The projTFNet class exposes the Fully Connected Neural Network to make the regression only on transcription factor data.

model = projTFNet(
    checkpoint_dir     = "",
    model_type         = "TF",
    n_epochs           = 10, 
    batch_size         = 32, 
    learning_rate      = 5e-4,
    momentum           = 0.9,
    lr_reduction_epoch = None,
    shuffle            = True,
    logdir             = None,
    patience           = 30
)

Parameter	Description	Values
model_type	choose the correct model for each dataset	'TF'
n_epochs	number of epochs	int
batch_size	size of the batch	int
CNN_input	shape of the sequence data	(n,m)
dropout_rate	select the dropout for the Dense layers	float
logdir	tensorboard directory	str
checkpoint_dir	directory in which is saved the best model	str
patience	patience for the earlystopping	int
learning_rate	learning rate	float
lr_reduction_epoch	milestone where lr_scheduler is invoked to reduce learning rate	int
momentum	momentumtum for the SGD optimizer	float
shuffle	data shuffle	boolean

2.5 projTransformer class

The projTransformer (Classes/Transformer.ipynb) class exposes the Transformers-like models.

model = projTransformer(
    checkpoint_dir     = "",
    model_type         = "best",
    n_epochs           = 300, 
    batch_size         = 32, 
    learning_rate      = 1e-4,
    momentum           = 0.9,
    maxlen             = 10500,
    embed_dim          = 32,
    num_heads          = 4,
    ff_dim             = 64,
    vocab_size         = 5,
    dense              = 64,
    lr_reduction_epoch = None,
    dropout_rate       = 0.1,
    t_rate             = 0.1,
    patience           = 20,
    optimizer          = "SGD",
    warmup_steps       = 8000,
    shuffle            = True,
    loss               = "mse",
    logdir             = None
)

Parameter	Description	Values
model_type	choose the correct model for each dataset	'DeepLncLoc', 'DeepLncLoc_TF', 'DeepLncLoc_Promoter'
n_epochs	number of epochs	int
batch_size	size of the batch	int
maxlen	length of the sequence data	int
dropout_rate	select the dropout for the Dense layers	float
logdir	tensorboard directory	str
checkpoint_dir	directory in which is saved the best model	str
patience	patience for the earlystopping	int
learning_rate	learning rate	float
lr_reduction_epoch	milestone where lr_scheduler is invoked to reduce learning rate	int
momentum	momentum for the SGD optimizer	float
shuffle	data shuffle during train	boolean
embed_dim	dimension of the embedding (depth of w2v)	int
num_heads	number of heads	int
ff_dim	number of neurons of the feed forward network	int
vocab_size	used in word2vec	int
dense	number of neurons of Dense layers	int
t_rate	dropout rate used in the dense layers of transformers blocks	float
warmup_steps	steps to warmup the learning rate in original transformer scheduler/optimizer	int
loss	loss used	instance of tf.keras losses (or just string name e.g. "mse")
optimizer	optimizer used	'SGD', 'Adam', 'Adadelta', 'Adamax', 'Original'

model_type	Description
DeepLncLoc	DeepLncLoc Transformer
DeepLncLoc_TF	DeepLncLoc Transformer and as input promoters, Half-Life and TF data
DeepLncLoc_onlyPromo	DeepLncLoc Transformer, but only promoters as input

3. Workflow Example (GPU)

3.1 Prerequisites

Connect your Google Drive account and allow to import all the notebooks (e.g.
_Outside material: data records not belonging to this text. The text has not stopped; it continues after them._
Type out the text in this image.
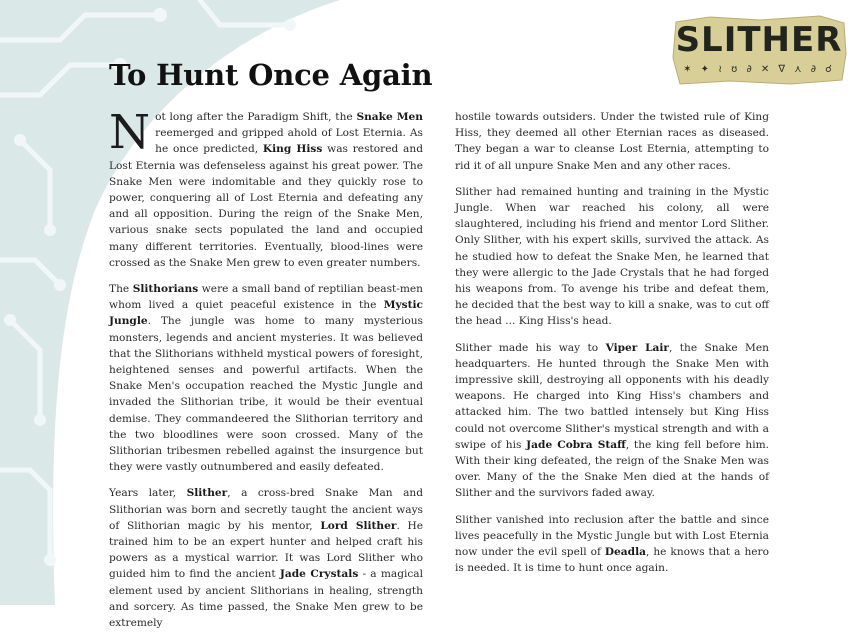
SLITHER
✶ ✦ ≀ ʊ ∂ ✕ ∇ ⋏ ∂ ☌
To Hunt Once Again

Not long after the Paradigm Shift, the Snake Men reemerged and gripped ahold of Lost Eternia. As he once predicted, King Hiss was restored and Lost Eternia was defenseless against his great power. The Snake Men were indomitable and they quickly rose to power, conquering all of Lost Eternia and defeating any and all opposition. During the reign of the Snake Men, various snake sects populated the land and occupied many different territories. Eventually, blood-lines were crossed as the Snake Men grew to even greater numbers.

The Slithorians were a small band of reptilian beast-men whom lived a quiet peaceful existence in the Mystic Jungle. The jungle was home to many mysterious monsters, legends and ancient mysteries. It was believed that the Slithorians withheld mystical powers of foresight, heightened senses and powerful artifacts. When the Snake Men's occupation reached the Mystic Jungle and invaded the Slithorian tribe, it would be their eventual demise. They commandeered the Slithorian territory and the two bloodlines were soon crossed. Many of the Slithorian tribesmen rebelled against the insurgence but they were vastly outnumbered and easily defeated.

Years later, Slither, a cross-bred Snake Man and Slithorian was born and secretly taught the ancient ways of Slithorian magic by his mentor, Lord Slither. He trained him to be an expert hunter and helped craft his powers as a mystical warrior. It was Lord Slither who guided him to find the ancient Jade Crystals - a magical element used by ancient Slithorians in healing, strength and sorcery. As time passed, the Snake Men grew to be extremely

hostile towards outsiders. Under the twisted rule of King Hiss, they deemed all other Eternian races as diseased. They began a war to cleanse Lost Eternia, attempting to rid it of all unpure Snake Men and any other races.

Slither had remained hunting and training in the Mystic Jungle. When war reached his colony, all were slaughtered, including his friend and mentor Lord Slither. Only Slither, with his expert skills, survived the attack. As he studied how to defeat the Snake Men, he learned that they were allergic to the Jade Crystals that he had forged his weapons from. To avenge his tribe and defeat them, he decided that the best way to kill a snake, was to cut off the head ... King Hiss's head.

Slither made his way to Viper Lair, the Snake Men headquarters. He hunted through the Snake Men with impressive skill, destroying all opponents with his deadly weapons. He charged into King Hiss's chambers and attacked him. The two battled intensely but King Hiss could not overcome Slither's mystical strength and with a swipe of his Jade Cobra Staff, the king fell before him. With their king defeated, the reign of the Snake Men was over. Many of the the Snake Men died at the hands of Slither and the survivors faded away.

Slither vanished into reclusion after the battle and since lives peacefully in the Mystic Jungle but with Lost Eternia now under the evil spell of Deadla, he knows that a hero is needed. It is time to hunt once again.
DataManager, CNN1D)
Once you have been added to the drive repository, in order to let the import to work properly, you need to add a shortcut of the repository in the main directory of your drive, otherwise the %cd command will fail and you will not be able to run our notebook properly.

!pip install import-ipynb
import import_ipynb

import os
from google.colab import drive
drive.mount('/content/drive', force_remount=True)

%cd "drive/MyDrive/Bionformatics_Project/Colab"

3.2 Classes import:

from Classes.DataManager import DataManager
from Classes.Transformer import projTransformer
from tensorflow import keras
import numpy as np

%load_ext tensorboard

3.3 Retrieve training data from the Data Manager:

dm = DataManager(transformer=False, micro=False)
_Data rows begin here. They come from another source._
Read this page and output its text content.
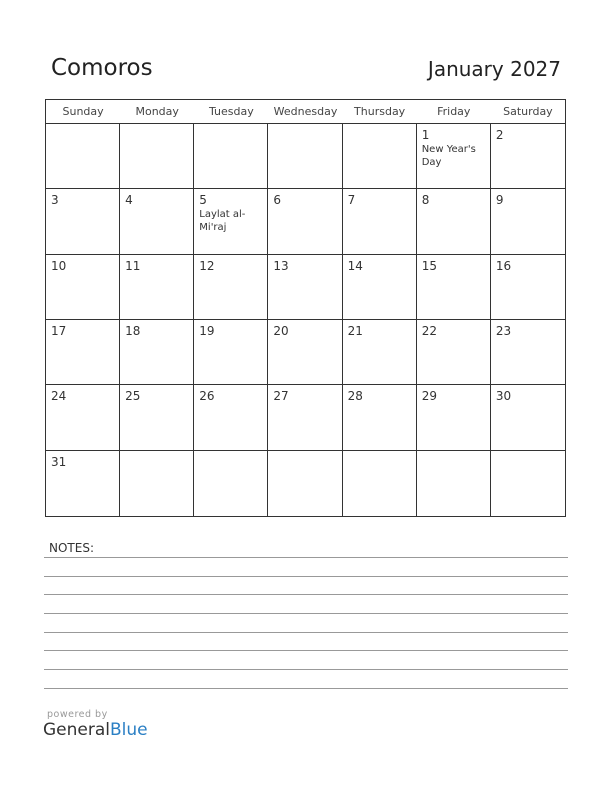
Comoros	January 2027
Sunday	Monday	Tuesday	Wednesday	Thursday	Friday	Saturday
1
New Year's Day
2
3	4	5
Laylat al-Mi'raj
6	7	8	9
10	11	12	13	14	15	16
17	18	19	20	21	22	23
24	25	26	27	28	29	30
31
NOTES:
powered by
GeneralBlue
X_trainhalflife, X_trainpromoter, y_train, _, _                 = dm.get_train(True, False, False)
X_validationhalflife, X_validationpromoter, y_validation, _, _  = dm.get_validation(True, False, False)
X_testhalflife, X_testpromoter, y_test, _, _                    = dm.get_test(True, False, False)
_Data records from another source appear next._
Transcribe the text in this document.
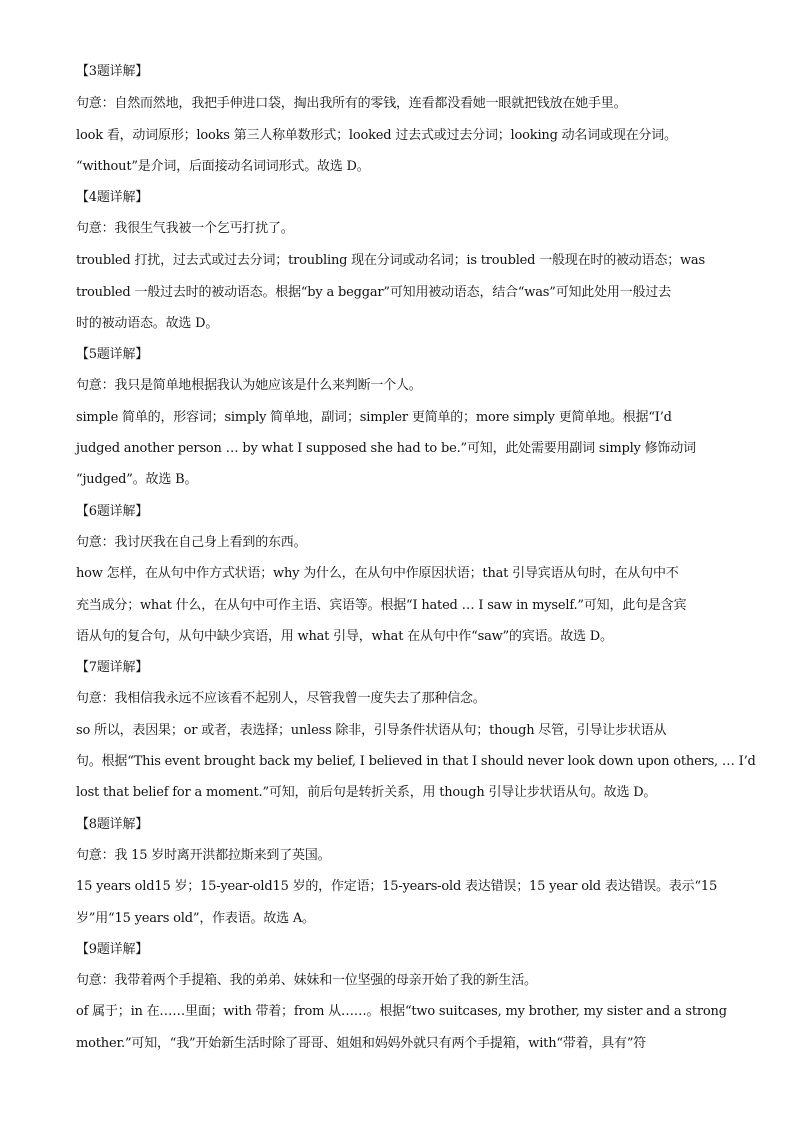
【3题详解】
句意：自然而然地，我把手伸进口袋，掏出我所有的零钱，连看都没看她一眼就把钱放在她手里。
look 看，动词原形；looks 第三人称单数形式；looked 过去式或过去分词；looking 动名词或现在分词。
“without”是介词，后面接动名词词形式。故选 D。
【4题详解】
句意：我很生气我被一个乞丐打扰了。
troubled 打扰，过去式或过去分词；troubling 现在分词或动名词；is troubled 一般现在时的被动语态；was
troubled 一般过去时的被动语态。根据“by a beggar”可知用被动语态，结合“was”可知此处用一般过去
时的被动语态。故选 D。
【5题详解】
句意：我只是简单地根据我认为她应该是什么来判断一个人。
simple 简单的，形容词；simply 简单地，副词；simpler 更简单的；more simply 更简单地。根据“I’d
judged another person … by what I supposed she had to be.”可知，此处需要用副词 simply 修饰动词
“judged”。故选 B。
【6题详解】
句意：我讨厌我在自己身上看到的东西。
how 怎样，在从句中作方式状语；why 为什么，在从句中作原因状语；that 引导宾语从句时，在从句中不
充当成分；what 什么，在从句中可作主语、宾语等。根据“I hated … I saw in myself.”可知，此句是含宾
语从句的复合句，从句中缺少宾语，用 what 引导，what 在从句中作“saw”的宾语。故选 D。
【7题详解】
句意：我相信我永远不应该看不起别人，尽管我曾一度失去了那种信念。
so 所以，表因果；or 或者，表选择；unless 除非，引导条件状语从句；though 尽管，引导让步状语从
句。根据“This event brought back my belief, I believed in that I should never look down upon others, … I’d
lost that belief for a moment.”可知，前后句是转折关系，用 though 引导让步状语从句。故选 D。
【8题详解】
句意：我 15 岁时离开洪都拉斯来到了英国。
15 years old15 岁；15-year-old15 岁的，作定语；15-years-old 表达错误；15 year old 表达错误。表示“15
岁”用“15 years old”，作表语。故选 A。
【9题详解】
句意：我带着两个手提箱、我的弟弟、妹妹和一位坚强的母亲开始了我的新生活。
of 属于；in 在……里面；with 带着；from 从……。根据“two suitcases, my brother, my sister and a strong
mother.”可知，“我”开始新生活时除了哥哥、姐姐和妈妈外就只有两个手提箱，with“带着，具有”符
leftpos  = 3_500          
rightpos = 13_500         
maxlen   = rightpos-leftpos

X_trainpromoter      = X_trainpromoter[:, leftpos:rightpos, :]
X_validationpromoter = X_validationpromoter[:, leftpos:rightpos, :]
X_testpromoter       = X_testpromoter[:, leftpos:rightpos, :]

3.4 Train the model:

model_type     = "Xpresso"
checkpoint_dir = "myFirstTrain/"
logdir         = "tensorboardDir/"

net = projCNN1D(
    checkpoint_dir =checkpoint_dir, 
    model_type     = model_type, 
    n_epochs       = 300, 
    batch_size     = 256, 
    learning_rate  = 5e-4, 
    CNN_input      = (maxlen, 4), 
    dropout_rate   = 0.5, 
    logdir         = logdir
)
        
net.train_model(
    [X_trainpromoter, X_trainhalflife],
    y_train, 
    [X_validationpromoter, X_validationhalflife], 
    y_validation
)

3.5 Evaluate the model:

3.5.1 At the last epoch:

net.evaluate([X_testpromoter, X_testhalflife], y_test)

3.5.2 At the epoch with lowest validation loss:

net.evaluate_best([X_testpromoter, X_testhalflife], y_test)

3.6 Visualize the distribution of the predictions with respect to the target:

net.plot_train()
net.plot_r2([X_testpromoter, X_testhalflife], y_test)
net.plot_kde([X_testpromoter, X_testhalflife], y_test)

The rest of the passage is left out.